C’était trop beau pour être vrai, pourrait-on ainsi dire, sur l’annonce de cessation des hostilités du groupe armé terroriste Ansar Dine l’engageant avec l’Armée malienne. En début de semaine, une lettre datée du 26 septembre 2016 relayée par l’Imam Mahmoud Dicko, président du Haut Conseil Islamique du Mali, avisait l’opinion publique d’un cessez-le-feu sur toute l’étendue du territoire national. En attendant de trouver le fin mot de cette histoire, notons que le défi sécuritaire est toujours aussi fortement présent. Les FAMA sont appelés à rester sur le qui-vive surtout après la prestation d’allégeance du groupe terroriste, Mourabitoune, à l’organisation terroriste, Etat Islamique.

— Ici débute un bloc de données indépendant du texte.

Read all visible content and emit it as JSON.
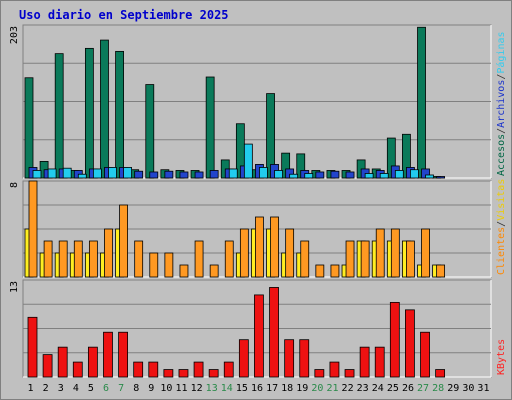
{
  "title": "Uso diario en Septiembre 2025",
  "chart_data": {
    "type": "bar",
    "days": [
      "1",
      "2",
      "3",
      "4",
      "5",
      "6",
      "7",
      "8",
      "9",
      "10",
      "11",
      "12",
      "13",
      "14",
      "15",
      "16",
      "17",
      "18",
      "19",
      "20",
      "21",
      "22",
      "23",
      "24",
      "25",
      "26",
      "27",
      "28",
      "29",
      "30",
      "31"
    ],
    "weekend_days": [
      "6",
      "7",
      "13",
      "14",
      "20",
      "21",
      "27",
      "28"
    ],
    "panels": [
      {
        "max_label": "203",
        "ymax": 203,
        "legend": [
          {
            "text": "Accesos",
            "color": "#006644"
          },
          {
            "text": "/",
            "color": "#333333"
          },
          {
            "text": "Archivos",
            "color": "#1a33cc"
          },
          {
            "text": "/",
            "color": "#333333"
          },
          {
            "text": "Páginas",
            "color": "#33ccee"
          }
        ],
        "series": [
          {
            "name": "Accesos",
            "color": "#0a7a5a",
            "values": [
              133,
              22,
              165,
              10,
              172,
              183,
              168,
              11,
              124,
              11,
              10,
              10,
              134,
              24,
              72,
              11,
              112,
              33,
              32,
              10,
              10,
              10,
              24,
              12,
              53,
              58,
              200,
              2,
              0,
              0,
              0
            ]
          },
          {
            "name": "Archivos",
            "color": "#2244cc",
            "values": [
              14,
              11,
              12,
              10,
              12,
              14,
              14,
              9,
              8,
              9,
              8,
              8,
              10,
              12,
              16,
              18,
              18,
              12,
              10,
              8,
              9,
              8,
              12,
              10,
              16,
              14,
              12,
              2,
              0,
              0,
              0
            ]
          },
          {
            "name": "Páginas",
            "color": "#22ccee",
            "values": [
              10,
              12,
              13,
              5,
              12,
              14,
              14,
              0,
              0,
              0,
              0,
              0,
              0,
              12,
              45,
              14,
              10,
              5,
              6,
              0,
              0,
              0,
              6,
              6,
              10,
              11,
              4,
              0,
              0,
              0,
              0
            ]
          }
        ]
      },
      {
        "max_label": "8",
        "ymax": 8,
        "legend": [
          {
            "text": "Clientes",
            "color": "#ff8800"
          },
          {
            "text": "/",
            "color": "#333333"
          },
          {
            "text": "Visitas",
            "color": "#eecc00"
          }
        ],
        "series": [
          {
            "name": "Visitas",
            "color": "#ffee22",
            "values": [
              4,
              2,
              2,
              2,
              2,
              2,
              4,
              0,
              0,
              0,
              0,
              0,
              0,
              0,
              2,
              4,
              4,
              2,
              2,
              0,
              0,
              1,
              3,
              3,
              3,
              3,
              1,
              1,
              0,
              0,
              0
            ]
          },
          {
            "name": "Clientes",
            "color": "#ff9922",
            "values": [
              8,
              3,
              3,
              3,
              3,
              4,
              6,
              3,
              2,
              2,
              1,
              3,
              1,
              3,
              4,
              5,
              5,
              4,
              3,
              1,
              1,
              3,
              3,
              4,
              4,
              3,
              4,
              1,
              0,
              0,
              0
            ]
          }
        ]
      },
      {
        "max_label": "13",
        "ymax": 13,
        "legend": [
          {
            "text": "KBytes",
            "color": "#ff2222"
          }
        ],
        "series": [
          {
            "name": "KBytes",
            "color": "#ee1111",
            "values": [
              8,
              3,
              4,
              2,
              4,
              6,
              6,
              2,
              2,
              1,
              1,
              2,
              1,
              2,
              5,
              11,
              12,
              5,
              5,
              1,
              2,
              1,
              4,
              4,
              10,
              9,
              6,
              1,
              0,
              0,
              0
            ]
          }
        ]
      }
    ]
  }
}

En fin de semaine dernière, une lettre signée d’Iyad Ag Ghaly adressée à l’imam Mahmoud Dicko, annonçant en substance un cessez-le-feu unilatéral entre Ansar Dine et les Forces armées du Mali, faisait le tour de la presse malienne et internationale. Mais quelques heures seulement après, Ansar Dine démentait catégoriquement la missive assurant qu’il ne cessera jamais de prendre l’armée malienne et ses mécréants d’alliés pour cible. D’où provient donc la lettre reçue par l’imam et de qui ? Est-ce un hoax ou un autre canular de mauvais goût? Ou alors cela dénoterait-il, d’un énième désaccord au sommet entre les dirigeants d’Ansar Dine ? Contacté par la presse, l’Imam Dicko assurait qu’il s’agissait bien d’une lettre authentique signée par Iyad lui-même, fruit d’après lui, de plusieurs de ses correspondances qu’il avait adressées au chef d’Ansar Dine pour un cessez-le-feu : « Absolument. Je pense bien qu’elle vient de Iyad Ag Ghali. Ils acceptent vraiment d’aller vers ça. Puis ensuite la libération des militaires maliens qu’ils ont en mains ». Mais l’attaque d’une base de l’armée française à Kidal seulement 24 heures après avec la destruction de deux hélicoptères vint nous ramener brutalement à la sordide réalité. Ansar Dine n’a point l’intention de s’attendrir en vue d’un hypothétique cessez-le-feu. Quelques heures plus tard, dans un communiqué transmis à l’agence d’information mauritanienne «Al-Akhbar », Ansar Dine affirme qu’il n’acceptera jamais ni trêve ni cessez-le-feu avec le Gouvernement du Mali qu’il qualifie d’«apostat ». Il y exprime même son étonnement de voir attribué ces allégations à l’Imam Dicko.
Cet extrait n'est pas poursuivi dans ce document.